After being a lifeline for Marcus, he and a group of ship lovers are giving back to keep the Enterprize afloat after the not-for-profit that manages the ship ran out of cash and its two paid staff members were made redundant last month.
David Symes, one of the directors of the trust which oversees the ship said the redundancies were unavoidable, and COVID-19 payments from the government were unable to cover staff overheads.
“The thing about a not-for-profit, if it doesn’t have its own income generation – its costs are purely losses,” he said.
Like hundreds of tourist attractions across the city, the pandemic brought the Enterprize’s voyages to a stop.
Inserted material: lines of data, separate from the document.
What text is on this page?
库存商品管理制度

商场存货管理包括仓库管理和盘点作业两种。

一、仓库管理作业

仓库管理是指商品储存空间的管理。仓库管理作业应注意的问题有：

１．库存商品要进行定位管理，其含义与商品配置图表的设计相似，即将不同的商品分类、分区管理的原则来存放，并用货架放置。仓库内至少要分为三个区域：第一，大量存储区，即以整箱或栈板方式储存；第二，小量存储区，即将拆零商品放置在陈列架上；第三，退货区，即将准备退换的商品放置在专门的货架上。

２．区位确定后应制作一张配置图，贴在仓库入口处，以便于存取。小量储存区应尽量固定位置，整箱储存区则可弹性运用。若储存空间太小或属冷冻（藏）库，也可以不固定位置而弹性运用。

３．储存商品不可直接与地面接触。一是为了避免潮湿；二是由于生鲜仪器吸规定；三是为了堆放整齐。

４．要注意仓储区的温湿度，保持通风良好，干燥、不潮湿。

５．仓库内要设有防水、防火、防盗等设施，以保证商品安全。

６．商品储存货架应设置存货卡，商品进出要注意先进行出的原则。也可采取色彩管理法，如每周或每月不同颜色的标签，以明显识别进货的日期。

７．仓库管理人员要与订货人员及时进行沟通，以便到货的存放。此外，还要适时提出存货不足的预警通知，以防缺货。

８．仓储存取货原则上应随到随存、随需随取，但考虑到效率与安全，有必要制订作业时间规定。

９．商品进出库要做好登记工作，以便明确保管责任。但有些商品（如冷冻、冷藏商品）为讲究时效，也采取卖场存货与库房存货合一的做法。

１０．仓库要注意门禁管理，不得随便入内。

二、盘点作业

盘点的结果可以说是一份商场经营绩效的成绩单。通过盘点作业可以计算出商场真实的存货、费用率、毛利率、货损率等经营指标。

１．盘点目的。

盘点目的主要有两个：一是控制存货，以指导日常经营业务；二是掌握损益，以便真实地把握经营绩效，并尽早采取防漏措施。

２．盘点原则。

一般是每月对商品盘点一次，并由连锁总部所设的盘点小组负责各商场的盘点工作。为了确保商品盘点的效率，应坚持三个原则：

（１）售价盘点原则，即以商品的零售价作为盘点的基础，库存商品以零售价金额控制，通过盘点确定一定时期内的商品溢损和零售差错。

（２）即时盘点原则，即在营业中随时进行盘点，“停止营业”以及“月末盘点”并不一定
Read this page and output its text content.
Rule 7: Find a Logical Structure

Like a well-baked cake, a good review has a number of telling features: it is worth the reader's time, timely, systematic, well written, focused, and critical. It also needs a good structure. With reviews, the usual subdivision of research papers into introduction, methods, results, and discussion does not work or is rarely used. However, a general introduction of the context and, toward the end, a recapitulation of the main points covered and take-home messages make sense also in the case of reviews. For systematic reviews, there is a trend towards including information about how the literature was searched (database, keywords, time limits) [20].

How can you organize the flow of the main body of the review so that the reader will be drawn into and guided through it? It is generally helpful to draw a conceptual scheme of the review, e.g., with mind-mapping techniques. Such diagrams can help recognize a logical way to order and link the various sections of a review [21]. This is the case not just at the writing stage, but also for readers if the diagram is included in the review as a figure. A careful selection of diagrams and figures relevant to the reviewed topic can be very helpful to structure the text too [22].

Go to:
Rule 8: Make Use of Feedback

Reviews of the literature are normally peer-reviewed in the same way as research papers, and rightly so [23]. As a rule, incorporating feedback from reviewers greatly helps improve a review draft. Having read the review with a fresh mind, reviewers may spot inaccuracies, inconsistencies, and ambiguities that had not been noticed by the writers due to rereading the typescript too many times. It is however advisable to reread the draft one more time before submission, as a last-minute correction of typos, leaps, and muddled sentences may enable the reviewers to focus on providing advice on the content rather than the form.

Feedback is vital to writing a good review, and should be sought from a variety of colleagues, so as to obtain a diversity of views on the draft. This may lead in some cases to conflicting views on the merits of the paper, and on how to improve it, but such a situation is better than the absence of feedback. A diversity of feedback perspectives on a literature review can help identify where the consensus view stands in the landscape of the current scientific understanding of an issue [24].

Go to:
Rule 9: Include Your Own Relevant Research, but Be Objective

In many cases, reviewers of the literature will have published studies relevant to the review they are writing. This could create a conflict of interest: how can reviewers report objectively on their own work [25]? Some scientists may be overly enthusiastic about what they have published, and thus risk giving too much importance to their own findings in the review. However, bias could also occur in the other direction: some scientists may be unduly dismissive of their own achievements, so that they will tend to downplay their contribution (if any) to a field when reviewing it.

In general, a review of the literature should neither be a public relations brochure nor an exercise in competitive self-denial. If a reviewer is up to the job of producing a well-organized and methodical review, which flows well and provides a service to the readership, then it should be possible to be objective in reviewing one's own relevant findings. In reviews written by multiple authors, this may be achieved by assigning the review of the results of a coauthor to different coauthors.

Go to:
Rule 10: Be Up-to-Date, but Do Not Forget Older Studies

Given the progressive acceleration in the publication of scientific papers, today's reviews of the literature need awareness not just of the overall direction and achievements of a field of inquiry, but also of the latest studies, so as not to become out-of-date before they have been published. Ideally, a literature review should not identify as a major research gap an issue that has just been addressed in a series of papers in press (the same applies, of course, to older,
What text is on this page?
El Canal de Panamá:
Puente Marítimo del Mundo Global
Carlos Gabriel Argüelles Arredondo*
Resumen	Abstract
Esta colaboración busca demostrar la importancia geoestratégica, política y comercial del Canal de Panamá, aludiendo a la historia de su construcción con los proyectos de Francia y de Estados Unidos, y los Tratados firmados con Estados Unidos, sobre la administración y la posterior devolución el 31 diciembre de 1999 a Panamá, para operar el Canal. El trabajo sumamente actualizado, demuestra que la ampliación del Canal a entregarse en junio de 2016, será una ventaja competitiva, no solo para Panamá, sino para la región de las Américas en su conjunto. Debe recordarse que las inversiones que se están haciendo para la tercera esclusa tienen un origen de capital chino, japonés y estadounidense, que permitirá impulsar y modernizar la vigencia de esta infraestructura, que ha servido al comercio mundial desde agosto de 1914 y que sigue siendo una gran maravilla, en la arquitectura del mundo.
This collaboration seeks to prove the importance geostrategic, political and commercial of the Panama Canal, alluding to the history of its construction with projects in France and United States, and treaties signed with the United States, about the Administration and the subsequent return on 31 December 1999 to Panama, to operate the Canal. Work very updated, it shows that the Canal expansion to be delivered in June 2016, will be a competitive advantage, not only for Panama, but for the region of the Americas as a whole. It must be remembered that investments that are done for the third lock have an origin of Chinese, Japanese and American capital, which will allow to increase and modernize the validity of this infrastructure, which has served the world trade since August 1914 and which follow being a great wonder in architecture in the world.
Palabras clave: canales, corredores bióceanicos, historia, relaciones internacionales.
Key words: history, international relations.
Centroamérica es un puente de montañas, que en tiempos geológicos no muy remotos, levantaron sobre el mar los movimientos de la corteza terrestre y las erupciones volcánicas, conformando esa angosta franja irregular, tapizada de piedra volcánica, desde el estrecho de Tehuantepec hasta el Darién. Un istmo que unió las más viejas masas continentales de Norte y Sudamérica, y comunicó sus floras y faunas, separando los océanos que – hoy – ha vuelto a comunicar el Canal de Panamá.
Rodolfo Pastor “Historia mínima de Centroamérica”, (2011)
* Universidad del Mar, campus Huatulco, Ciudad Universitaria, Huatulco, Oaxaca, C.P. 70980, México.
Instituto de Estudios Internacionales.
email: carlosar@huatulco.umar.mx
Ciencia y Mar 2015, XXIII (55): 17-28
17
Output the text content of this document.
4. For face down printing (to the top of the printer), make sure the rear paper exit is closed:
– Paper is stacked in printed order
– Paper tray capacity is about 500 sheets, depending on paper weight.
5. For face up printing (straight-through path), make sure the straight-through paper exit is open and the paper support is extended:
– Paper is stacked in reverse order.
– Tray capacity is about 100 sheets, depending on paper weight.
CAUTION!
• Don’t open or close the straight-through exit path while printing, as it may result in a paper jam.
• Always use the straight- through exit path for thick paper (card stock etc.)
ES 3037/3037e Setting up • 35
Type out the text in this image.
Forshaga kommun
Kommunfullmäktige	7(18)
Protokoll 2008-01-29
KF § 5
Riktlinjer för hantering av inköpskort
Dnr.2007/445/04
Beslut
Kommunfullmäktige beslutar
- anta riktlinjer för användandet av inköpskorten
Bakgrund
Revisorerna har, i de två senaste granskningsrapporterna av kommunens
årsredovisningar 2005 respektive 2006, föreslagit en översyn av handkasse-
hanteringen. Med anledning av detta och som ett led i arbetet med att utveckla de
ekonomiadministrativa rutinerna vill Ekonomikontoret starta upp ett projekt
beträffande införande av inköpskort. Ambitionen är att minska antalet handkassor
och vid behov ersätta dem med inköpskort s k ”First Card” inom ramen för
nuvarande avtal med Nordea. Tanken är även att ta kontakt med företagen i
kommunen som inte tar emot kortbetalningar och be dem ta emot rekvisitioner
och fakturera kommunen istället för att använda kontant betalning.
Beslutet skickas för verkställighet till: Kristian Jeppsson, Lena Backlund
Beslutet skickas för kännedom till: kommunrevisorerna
Pre-COVID-19 she would take school students out in Port Philip Bay, take passengers on trips to Portland, King Island and Hobart and service weddings and funerals alike.
But the 19th-century sailing ship has been anchored in Docklands gathering barnacles for months, and it’s now up to a volunteer crew of around half a dozen people who live within the restricted travel radiuses to take turns visiting the ship and keep up basic maintenance to stop her rotting away.
Melbourne’s Tall Ship Enterprize (replica of the ship that founded Melbourne) has run out of cash due to COVID-19 restrictions.Credit:Paul Jeffers
“We have all sorts who volunteer,” says volunteer steering committee chair Russell Newman. “Students, designers, retirees, accountants and even some astrophysicists.”
“Without volunteers maintaining her – I dread to think what would happen. A wooden ship needs constant care and maintenance or it’ll fall apart.”
Without their paid engineer and sailmaker, the volunteer crew needs specialist knowledge to do some major maintenance work needed on the ship before they’re able to take people out again.
“There’s a lot of skills that have been lost in a very specialised person,” Mr Newman said. “The [paid role] was rigger and all-round ship maintenance person – it would be certainly a piece of luck to find someone like that these days.”
For Mr Byron and Mr Newman, the easing of COVID-19 restrictions that would allow a crew of volunteers to meet up again and do the major work needed on the vessel can’t come soon enough.
Beyond that, Mr Byron hopes that after months locked down, Melburnians will be keen to get out on the high seas and bring the wind back into Enterprize’s sails this summer.
“Let me tell you when you’re on a sunset sail on a balmy summer’s evening, and you turn her around into the sunset up the Yarra [River]… at that moment you’re just cruising,” says Mr Byron. “It’s just beautiful.”